Practically No One Involved in “Interview with the Vampire” Movie Read Anne Rice’s Book

You might not believe this but almost no one that was involved with the film Interview With The Vampire actually read the book. Tom Cruise managed to read the entire series so he was at least up on what the part had to offer and what the story was all about. However Brad Pitt and the director, Neil Jordan, didn’t bother reading the entire book. In Jordan’s case it’s been said that he was simply too lazy to read the series, while Pitt didn’t get past the first chapter since he thought the book was a waste of time.

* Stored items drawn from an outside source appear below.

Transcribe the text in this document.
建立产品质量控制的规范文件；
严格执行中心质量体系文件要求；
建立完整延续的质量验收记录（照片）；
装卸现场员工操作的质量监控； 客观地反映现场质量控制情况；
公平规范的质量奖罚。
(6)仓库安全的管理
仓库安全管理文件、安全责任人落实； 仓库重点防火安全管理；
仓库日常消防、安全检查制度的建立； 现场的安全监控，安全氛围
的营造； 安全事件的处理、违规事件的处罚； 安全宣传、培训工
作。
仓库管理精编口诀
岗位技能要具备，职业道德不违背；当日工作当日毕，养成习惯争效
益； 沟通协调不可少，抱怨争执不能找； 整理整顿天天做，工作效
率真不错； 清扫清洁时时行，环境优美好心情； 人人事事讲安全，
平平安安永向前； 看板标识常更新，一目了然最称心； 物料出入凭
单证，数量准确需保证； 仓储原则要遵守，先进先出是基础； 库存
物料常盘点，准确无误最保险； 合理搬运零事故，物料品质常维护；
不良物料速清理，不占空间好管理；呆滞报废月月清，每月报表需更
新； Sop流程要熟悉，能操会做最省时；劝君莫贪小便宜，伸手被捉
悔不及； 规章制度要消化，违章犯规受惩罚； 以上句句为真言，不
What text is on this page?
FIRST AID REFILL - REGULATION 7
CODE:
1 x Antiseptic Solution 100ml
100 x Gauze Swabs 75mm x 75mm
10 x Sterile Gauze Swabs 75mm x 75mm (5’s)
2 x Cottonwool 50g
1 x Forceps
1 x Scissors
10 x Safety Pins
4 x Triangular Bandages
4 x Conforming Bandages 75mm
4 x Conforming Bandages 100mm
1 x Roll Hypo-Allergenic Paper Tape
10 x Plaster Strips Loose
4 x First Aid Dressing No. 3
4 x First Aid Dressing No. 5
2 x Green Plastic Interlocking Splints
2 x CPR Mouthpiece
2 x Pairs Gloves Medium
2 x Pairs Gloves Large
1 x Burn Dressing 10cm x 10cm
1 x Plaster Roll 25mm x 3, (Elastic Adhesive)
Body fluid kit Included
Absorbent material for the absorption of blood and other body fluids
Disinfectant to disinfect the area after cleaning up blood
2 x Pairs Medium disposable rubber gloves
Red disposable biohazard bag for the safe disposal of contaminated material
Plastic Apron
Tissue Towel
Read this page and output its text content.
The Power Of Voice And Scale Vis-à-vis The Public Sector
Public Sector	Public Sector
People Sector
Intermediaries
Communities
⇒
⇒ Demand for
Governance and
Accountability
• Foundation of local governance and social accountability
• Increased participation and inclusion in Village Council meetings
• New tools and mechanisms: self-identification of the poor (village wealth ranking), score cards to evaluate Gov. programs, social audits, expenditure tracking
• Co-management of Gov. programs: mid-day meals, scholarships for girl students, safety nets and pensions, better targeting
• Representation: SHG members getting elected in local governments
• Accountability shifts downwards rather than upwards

That’s not exactly high praise from those that are in many ways responsible for the story and how it looks on film.

From the director’s standpoint Jordan should have been one of the first to at least peruse the book and try to get the main points. A director’s life might be extremely busy and filled from sun up to sun down with things to do but when the movie you’re working on demands a great wealth of detail and adherence to the story it should be deemed important to actually read the thing. A screenplay can only go so far in describing what needs to be in the movie, while a book can give the level of description needed to really flesh things out.

The actor’s should at least read the passages that have to do with their characters, as this could allow them to really nail the emotional states, the looks, and the reactions of said characters to their environment. If nothing else reading the book gives the actor the right state of mind to enter so that they might bring their character to life in a much more professional and efficient way. I might not be an actor or know how to get into character but there is a big difference between those that enjoy the roles they’re put into and those that don’t. In some regards it was possible to see how Brad Pitt did not fully enjoy this movie, while it seemed that Tom Cruise was at least willing to put up a brave front and get into his character.

There was no real word on whether Kirsten Dunst had read the book at all, though her character was fairly important. It does seem counterproductive to not assign the passages of the book that have to do with each character so that they can understand the role they’re playing and assimilate to it in an easier manner. Of course what do I know? I’m just a writer voicing an opinion. Of course it’s one that might be voiced by countless other fans that would surely be dumbstruck to learn that quite often their favorite actors don’t really get into the characters they play until the final moment when they must put up or shut up.

Those actors that go the extra mile and read the book that inspires their movie, if there is one, are those that tend to do the best.